Why then do we accept these pronouncements as truth?  Which version, which university, which decade?

We would never accept such shabby lack of academic standards for the cars we drive, the planes we fly, the food we eat, the medicines we ingest.  Yet we allow shabby ‘scholarship’ like this to be the ruling paradigm over the entire education framework.  This is not worthy of the unquestioning obeisance  demanded, and exists for the sole purpose of trying to rob the Lord God the praise and glory due to Him, our mighty Creator.

In the article excerpts below, the  Red, bold highlight is mine. Gerda

Sharon Kirkey | December 23, 2015 |    THREE-PARENT BABIES:        “When Britain’s House of Lords gave doctors its blessing this year to proceed with the seemingly harmless-sounding “mitochondrial replacement therapy,” the country’s tabloids went to work: “Three-parent babies risk future of human race,” screamed the breathless Daily Mail.

Now, with the first of those babies expected early in 2016 doctors and ethicists are awaiting the births with mixed excitement and dread.
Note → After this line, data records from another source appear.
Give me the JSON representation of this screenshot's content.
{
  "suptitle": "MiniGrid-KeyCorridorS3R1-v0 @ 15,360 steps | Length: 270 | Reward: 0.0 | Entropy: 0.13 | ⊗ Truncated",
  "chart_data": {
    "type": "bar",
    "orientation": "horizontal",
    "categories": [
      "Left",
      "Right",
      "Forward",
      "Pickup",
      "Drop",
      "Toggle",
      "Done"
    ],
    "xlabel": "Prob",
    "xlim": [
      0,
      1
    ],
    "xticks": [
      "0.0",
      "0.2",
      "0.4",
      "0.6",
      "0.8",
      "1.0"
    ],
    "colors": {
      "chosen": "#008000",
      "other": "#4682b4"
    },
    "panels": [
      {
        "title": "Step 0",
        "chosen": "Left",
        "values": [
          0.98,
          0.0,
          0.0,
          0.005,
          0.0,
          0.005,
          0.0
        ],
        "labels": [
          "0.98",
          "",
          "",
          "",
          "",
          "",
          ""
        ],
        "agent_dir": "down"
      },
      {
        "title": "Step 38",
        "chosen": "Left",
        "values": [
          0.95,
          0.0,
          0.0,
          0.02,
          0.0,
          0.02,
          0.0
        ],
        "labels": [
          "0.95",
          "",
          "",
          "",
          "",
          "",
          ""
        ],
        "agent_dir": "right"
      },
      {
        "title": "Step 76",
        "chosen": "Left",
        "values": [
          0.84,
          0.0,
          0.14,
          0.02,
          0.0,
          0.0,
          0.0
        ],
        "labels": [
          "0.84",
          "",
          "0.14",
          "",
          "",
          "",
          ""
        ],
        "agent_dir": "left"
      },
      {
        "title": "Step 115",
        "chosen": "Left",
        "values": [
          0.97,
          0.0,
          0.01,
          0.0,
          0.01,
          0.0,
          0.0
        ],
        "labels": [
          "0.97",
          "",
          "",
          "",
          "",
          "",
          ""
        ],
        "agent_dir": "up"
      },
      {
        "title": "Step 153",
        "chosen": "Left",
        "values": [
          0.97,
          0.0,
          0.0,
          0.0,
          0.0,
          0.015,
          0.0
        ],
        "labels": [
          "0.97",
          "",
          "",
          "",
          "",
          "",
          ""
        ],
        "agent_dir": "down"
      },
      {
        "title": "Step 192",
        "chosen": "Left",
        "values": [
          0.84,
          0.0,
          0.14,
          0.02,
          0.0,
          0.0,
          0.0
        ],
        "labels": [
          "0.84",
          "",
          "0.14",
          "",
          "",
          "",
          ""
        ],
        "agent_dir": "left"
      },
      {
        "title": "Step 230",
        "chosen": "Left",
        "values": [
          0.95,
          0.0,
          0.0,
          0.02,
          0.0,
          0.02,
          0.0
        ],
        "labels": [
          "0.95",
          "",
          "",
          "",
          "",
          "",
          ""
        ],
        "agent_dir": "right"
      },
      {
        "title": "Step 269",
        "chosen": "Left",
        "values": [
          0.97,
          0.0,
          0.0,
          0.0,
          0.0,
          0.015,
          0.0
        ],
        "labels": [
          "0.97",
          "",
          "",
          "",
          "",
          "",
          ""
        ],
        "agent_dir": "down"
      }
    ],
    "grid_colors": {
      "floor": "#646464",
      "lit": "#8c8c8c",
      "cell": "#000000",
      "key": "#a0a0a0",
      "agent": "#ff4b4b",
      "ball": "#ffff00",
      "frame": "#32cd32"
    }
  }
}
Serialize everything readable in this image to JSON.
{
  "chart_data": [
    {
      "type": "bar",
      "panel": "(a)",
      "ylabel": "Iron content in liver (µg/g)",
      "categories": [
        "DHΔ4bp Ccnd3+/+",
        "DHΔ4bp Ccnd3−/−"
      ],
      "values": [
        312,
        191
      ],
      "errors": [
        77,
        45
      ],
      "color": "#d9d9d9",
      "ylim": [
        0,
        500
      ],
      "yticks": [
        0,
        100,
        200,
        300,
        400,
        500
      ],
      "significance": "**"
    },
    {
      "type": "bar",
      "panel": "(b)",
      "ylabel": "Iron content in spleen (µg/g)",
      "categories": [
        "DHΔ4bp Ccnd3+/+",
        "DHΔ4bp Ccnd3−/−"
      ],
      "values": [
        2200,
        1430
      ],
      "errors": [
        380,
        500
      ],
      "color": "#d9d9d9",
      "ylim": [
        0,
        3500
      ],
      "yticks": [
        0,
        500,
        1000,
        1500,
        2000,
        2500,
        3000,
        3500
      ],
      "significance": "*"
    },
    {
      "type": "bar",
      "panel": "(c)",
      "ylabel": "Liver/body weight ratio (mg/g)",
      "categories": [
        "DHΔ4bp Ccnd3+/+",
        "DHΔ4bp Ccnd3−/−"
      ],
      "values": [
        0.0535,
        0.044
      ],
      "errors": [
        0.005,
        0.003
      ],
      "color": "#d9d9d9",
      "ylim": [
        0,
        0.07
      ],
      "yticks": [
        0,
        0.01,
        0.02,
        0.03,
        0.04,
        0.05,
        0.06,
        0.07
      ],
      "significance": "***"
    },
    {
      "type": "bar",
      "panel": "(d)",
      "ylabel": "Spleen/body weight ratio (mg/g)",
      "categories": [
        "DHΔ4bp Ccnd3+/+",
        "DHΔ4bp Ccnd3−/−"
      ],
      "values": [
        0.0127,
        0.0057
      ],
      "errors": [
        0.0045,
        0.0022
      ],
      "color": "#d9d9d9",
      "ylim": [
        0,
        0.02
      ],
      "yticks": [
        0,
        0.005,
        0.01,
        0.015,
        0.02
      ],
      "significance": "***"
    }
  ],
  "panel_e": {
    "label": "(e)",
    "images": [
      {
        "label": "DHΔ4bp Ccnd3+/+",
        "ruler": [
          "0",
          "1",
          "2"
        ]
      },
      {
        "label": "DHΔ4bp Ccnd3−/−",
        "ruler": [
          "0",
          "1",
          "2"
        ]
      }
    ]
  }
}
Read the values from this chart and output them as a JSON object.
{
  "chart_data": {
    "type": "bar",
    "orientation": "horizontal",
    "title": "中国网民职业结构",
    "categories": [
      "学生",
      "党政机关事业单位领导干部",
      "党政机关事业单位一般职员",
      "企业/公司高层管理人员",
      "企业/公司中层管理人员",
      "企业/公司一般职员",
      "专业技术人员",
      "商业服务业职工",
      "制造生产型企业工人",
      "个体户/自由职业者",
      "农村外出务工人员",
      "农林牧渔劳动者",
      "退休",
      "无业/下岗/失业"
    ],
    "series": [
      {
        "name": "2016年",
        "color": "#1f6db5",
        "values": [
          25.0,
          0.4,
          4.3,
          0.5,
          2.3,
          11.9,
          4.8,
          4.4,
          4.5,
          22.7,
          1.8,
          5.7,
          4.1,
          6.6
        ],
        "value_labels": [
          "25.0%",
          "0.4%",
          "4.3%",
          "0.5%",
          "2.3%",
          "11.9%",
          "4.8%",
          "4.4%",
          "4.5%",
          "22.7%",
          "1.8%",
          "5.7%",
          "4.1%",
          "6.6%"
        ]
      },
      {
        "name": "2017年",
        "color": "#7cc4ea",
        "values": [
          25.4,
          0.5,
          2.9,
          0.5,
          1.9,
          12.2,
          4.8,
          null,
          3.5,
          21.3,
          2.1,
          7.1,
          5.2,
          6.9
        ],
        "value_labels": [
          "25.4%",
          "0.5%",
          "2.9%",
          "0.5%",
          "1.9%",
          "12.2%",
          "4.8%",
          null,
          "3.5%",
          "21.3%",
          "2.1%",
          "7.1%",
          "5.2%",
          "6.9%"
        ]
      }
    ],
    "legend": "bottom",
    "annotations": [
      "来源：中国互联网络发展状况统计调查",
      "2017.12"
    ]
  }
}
The procedure, which is illegal in Canada, involves essentially swapping genetic material between two women’s eggs.

Mitochondria work like miniature power plants, supplying energy to virtually every cell in the body, except red blood cells. When the genes in mitochondria contain mutations, they can cause devastating, often fatal, diseases, including brain disorders, diseased heart muscles, strokes, seizures, dementia, deafness and blindness.

 Now, researchers have developed a way to extract the nucleus from the egg of a woman with diseased mitochondria, and transfer it to a donated and “enucleated” egg of one with normal mitochondria.

The “new” egg contains the nuclear DNA of the “social” mother — the woman who will parent the child — and the mitochondrial DNA of the egg donor. The egg is then fertilized in a lab with the male partner’s sperm via IVF, and the resulting embryo transferred to the mother’s uterus.

Since most DNA is packaged into chromosomes within the nucleus, the mother and father provide 99.9 per cent of the total genetic material. The remainder — 0.1 per cent — comes from the egg donor. (Mitochondrial DNA is passed down only through females. Women can be carriers, but not discover the problem until they give birth.)

While the mitochondrial DNA contribution is exceedingly small, “it’s the first time in human history that we’re altering the genome,” says Dr. Neal Mahutte, president of the Canadian Fertility and Andrology Society. “I think the families who suffer from these diseases make a very compelling case that it’s worth trying under an appropriately supervised system.”

Canada’s Assisted Human Reproduction Act says that no person shall knowingly “alter the genome of a cell of a human being or in vitro embryo such that the alteration is capable of being transmitted to descendants.”

Dalhousie University bioethicist Francoise Baylis, who doesn’t think there’s a compelling case for mitochondrial replacement, questions the “time, talent and energy” being spent on helping relatively few women have genetically linked children, when there are other ways of having a family, including adoption, or standard IVF using a donor egg.


Others worry the procedure could lead society down a path to genetic enhancement — tinkering with the genome in other ways to select for desirable traits.

Baylis says science is nowhere near being able to select for something as complex as, say, memory. Still, she asks, “will we, as a species, try? Will we forge ahead? Might we eventually succeed? I think so.”